On the rate side, we've been negotiating hotels for many years. We negotiate typically at the street level, so we have long-term contracts at over 15,000 hotels and use about 17,000 hotels annually, when you include emergency lodging. We leverage the buying power and the experience and the data and the systems to help us negotiate the rate for our customers. Workforce lodging is a cost of goods sold from a lot of those companies. Travel is not optional for most of our customers. It's something they have to do, so being able to effectively manage that and help them control that is not really an option for them. It's a real need, because any savings in time and administration costs pretty much go directly to the bottom line for most of our customers.
Do you work directly with travel managers?
It varies. A lot of times, we're working in operations departments. Surely, we're in the travel management piece as well, but more frequently, when the program gets set up, it's in the operational or delivery side of the company for the day-to-day stuff, on the workforce side. It's a little different than white-collar travel. Most travel managers focus in that area rather than the area we're in, but certainly, they're involved. Demand for our kind of product obviously looks to be growing, and it's not just about rate. I've been here a little over 13 years and talked to people that had perception that lodging is difficult to manage, if not unmanageable, but with the right tools, it's becoming more and more so.
How do you handle booking?
Most of our companies either walk into the hotel or contact them themselves. There's a lot of repeat visits to the same network hotels. We do have an in-house call center, and we do booking for a lot of our customers. A lot of them are in what we call convenience networks, where they're using a lot of hotels and few nights across a lot of geographies. They'll use us to help them book the rates. We provide our customers with an identification card or a way to let them know they're customers and bill us.
Who are your typical customers?
We have over 130 trucking companies, and it goes everywhere from less-than-truckload companies to freight haulers that do irregular stuff like car transports. We do railroads. We have four rail customers in the U.S. and one in Canada. We do a lot of retail services. Inventory, retail store setup, retail store construction are a good segment for us, and we have quite a few customers in the energy sector.
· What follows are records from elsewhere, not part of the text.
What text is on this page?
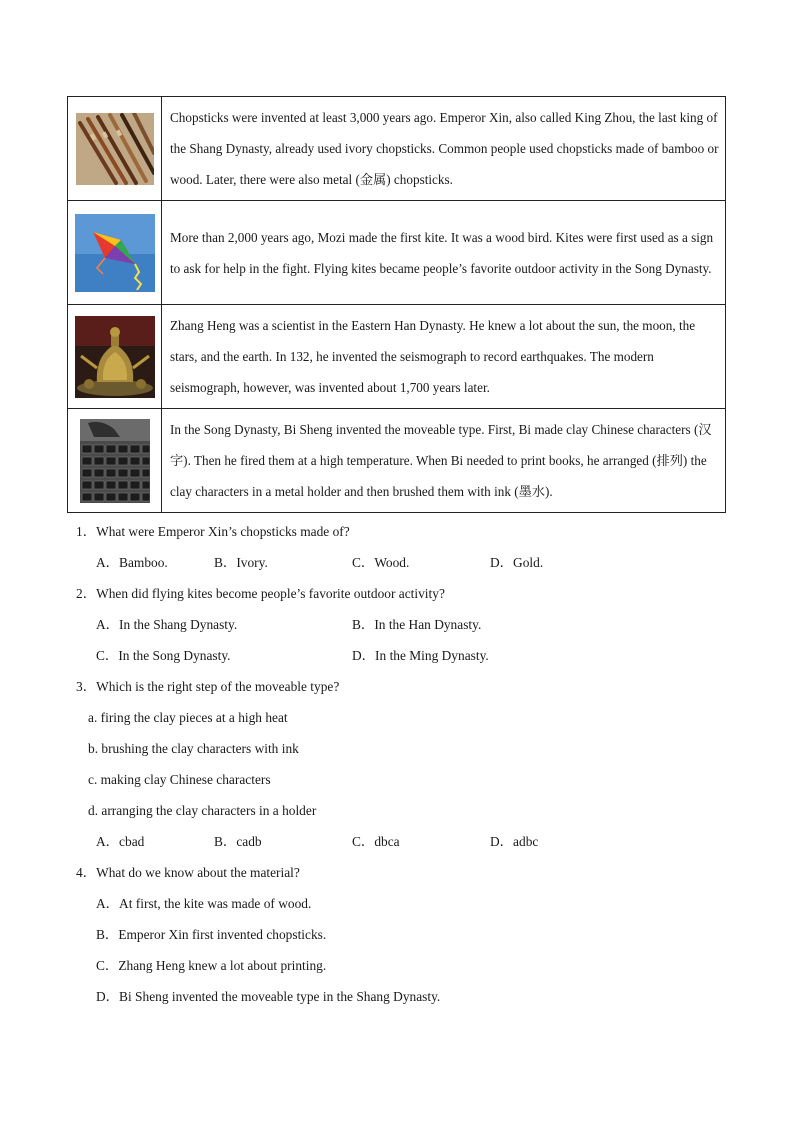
	Chopsticks were invented at least 3,000 years ago. Emperor Xin, also called King Zhou, the last king of the Shang Dynasty, already used ivory chopsticks. Common people used chopsticks made of bamboo or wood. Later, there were also metal (金属) chopsticks.

	More than 2,000 years ago, Mozi made the first kite. It was a wood bird. Kites were first used as a sign to ask for help in the fight. Flying kites became people’s favorite outdoor activity in the Song Dynasty.

	Zhang Heng was a scientist in the Eastern Han Dynasty. He knew a lot about the sun, the moon, the stars, and the earth. In 132, he invented the seismograph to record earthquakes. The modern seismograph, however, was invented about 1,700 years later.

	In the Song Dynasty, Bi Sheng invented the moveable type. First, Bi made clay Chinese characters (汉字). Then he fired them at a high temperature. When Bi needed to print books, he arranged (排列) the clay characters in a metal holder and then brushed them with ink (墨水).
1．What were Emperor Xin’s chopsticks made of?
A．Bamboo.	B．Ivory.	C．Wood.	D．Gold.
2．When did flying kites become people’s favorite outdoor activity?
A．In the Shang Dynasty.	B．In the Han Dynasty.
C．In the Song Dynasty.	D．In the Ming Dynasty.
3．Which is the right step of the moveable type?
a. firing the clay pieces at a high heat
b. brushing the clay characters with ink
c. making clay Chinese characters
d. arranging the clay characters in a holder
A．cbad	B．cadb	C．dbca	D．adbc
4．What do we know about the material?
A．At first, the kite was made of wood.
B．Emperor Xin first invented chopsticks.
C．Zhang Heng knew a lot about printing.
D．Bi Sheng invented the moveable type in the Shang Dynasty.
What sorts of hotels are in your program?
It's economy, midscale and upper midscale. We have some upper upscale hotels, but primarily, it's in that economy to upper midscale range. That's more suited to our traveler types.
Do you do much mobile booking?
It's less critical for us, but certainly that's a growing trend. We don't book online generally, as our customers have a director and book it themselves, A lot of our customers now are carrying smart devices, so we're working on tools to help them.
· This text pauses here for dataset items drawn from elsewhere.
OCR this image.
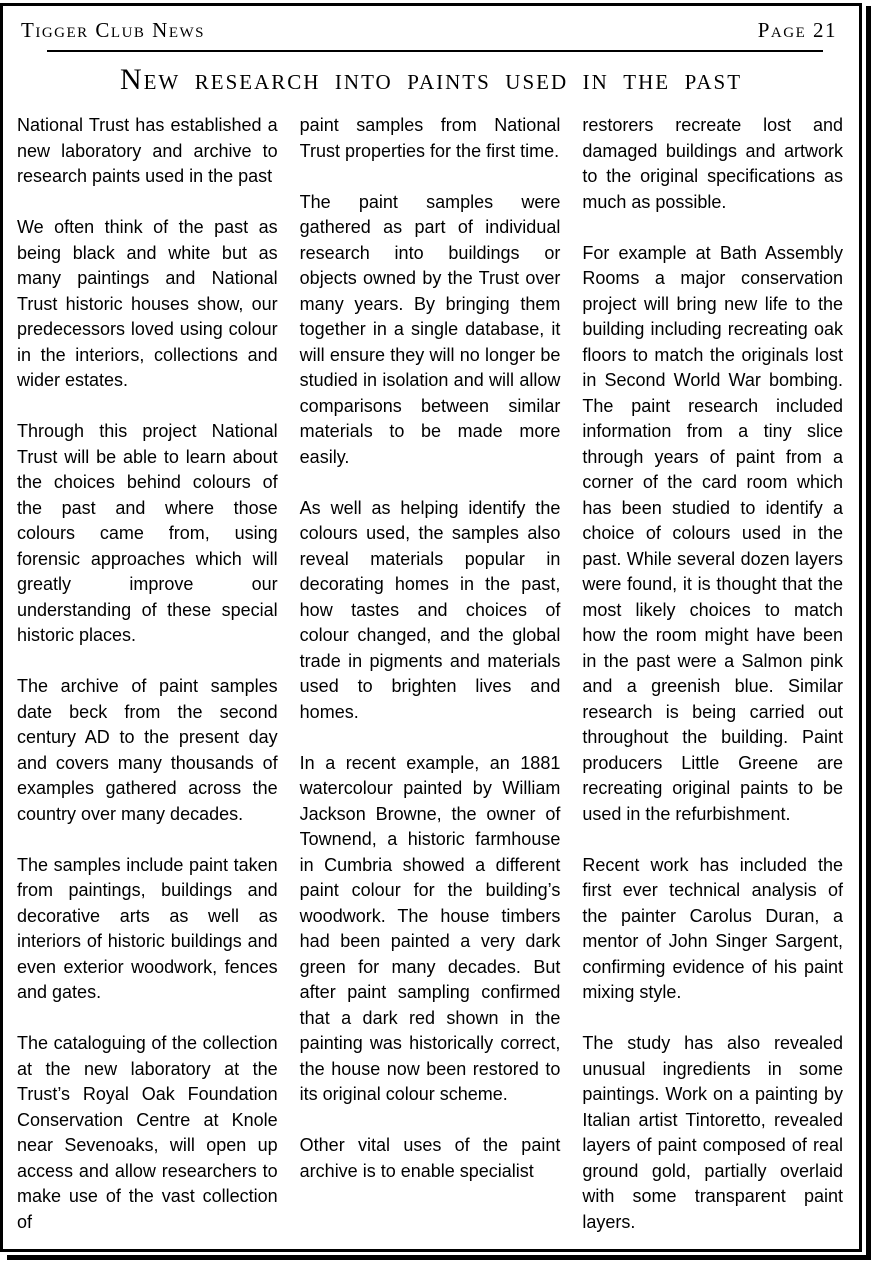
Tigger Club News	Page 21
New research into paints used in the past

National Trust has established a new laboratory and archive to research paints used in the past

We often think of the past as being black and white but as many paintings and National Trust historic houses show, our predecessors loved using colour in the interiors, collections and wider estates.

Through this project National Trust will be able to learn about the choices behind colours of the past and where those colours came from, using forensic approaches which will greatly improve our understanding of these special historic places.

The archive of paint samples date beck from the second century AD to the present day and covers many thousands of examples gathered across the country over many decades.

The samples include paint taken from paintings, buildings and decorative arts as well as interiors of historic buildings and even exterior woodwork, fences and gates.

The cataloguing of the collection at the new laboratory at the Trust’s Royal Oak Foundation Conservation Centre at Knole near Sevenoaks, will open up access and allow researchers to make use of the vast collection of

paint samples from National Trust properties for the first time.

The paint samples were gathered as part of individual research into buildings or objects owned by the Trust over many years. By bringing them together in a single database, it will ensure they will no longer be studied in isolation and will allow comparisons between similar materials to be made more easily.

As well as helping identify the colours used, the samples also reveal materials popular in decorating homes in the past, how tastes and choices of colour changed, and the global trade in pigments and materials used to brighten lives and homes.

In a recent example, an 1881 watercolour painted by William Jackson Browne, the owner of Townend, a historic farmhouse in Cumbria showed a different paint colour for the building’s woodwork. The house timbers had been painted a very dark green for many decades. But after paint sampling confirmed that a dark red shown in the painting was historically correct, the house now been restored to its original colour scheme.

Other vital uses of the paint archive is to enable specialist

restorers recreate lost and damaged buildings and artwork to the original specifications as much as possible.

For example at Bath Assembly Rooms a major conservation project will bring new life to the building including recreating oak floors to match the originals lost in Second World War bombing. The paint research included information from a tiny slice through years of paint from a corner of the card room which has been studied to identify a choice of colours used in the past. While several dozen layers were found, it is thought that the most likely choices to match how the room might have been in the past were a Salmon pink and a greenish blue. Similar research is being carried out throughout the building. Paint producers Little Greene are recreating original paints to be used in the refurbishment.

Recent work has included the first ever technical analysis of the painter Carolus Duran, a mentor of John Singer Sargent, confirming evidence of his paint mixing style.

The study has also revealed unusual ingredients in some paintings. Work on a painting by Italian artist Tintoretto, revealed layers of paint composed of real ground gold, partially overlaid with some transparent paint layers.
How do you keep rates down in seller's markets?
We have long-term relationships with a lot of our hotel partners. We also don't sign up every hotel on the block. With 51,000-plus hotels in the U.S.—we do regular, recurring business with about 17,000—we pick and choose and direct people. Our business travelers also are very low cost to the hotel. They don't book hotels online, they're regular and recurring, they come in, get their rest, eat and get back to work, so I think hotels really appreciate that aspect of the business. It's base business, recurring, it's very low-cost to serve, and it builds brand loyalty and will provide a lot of data. We try to be very data-rich in dealing with hotels and customers. We can get pretty good at predicting volume and where it's going to be and help hotels understand how it's going to look in a relationship. All those factors help us, and of course volume is huge right now and is going to be growing.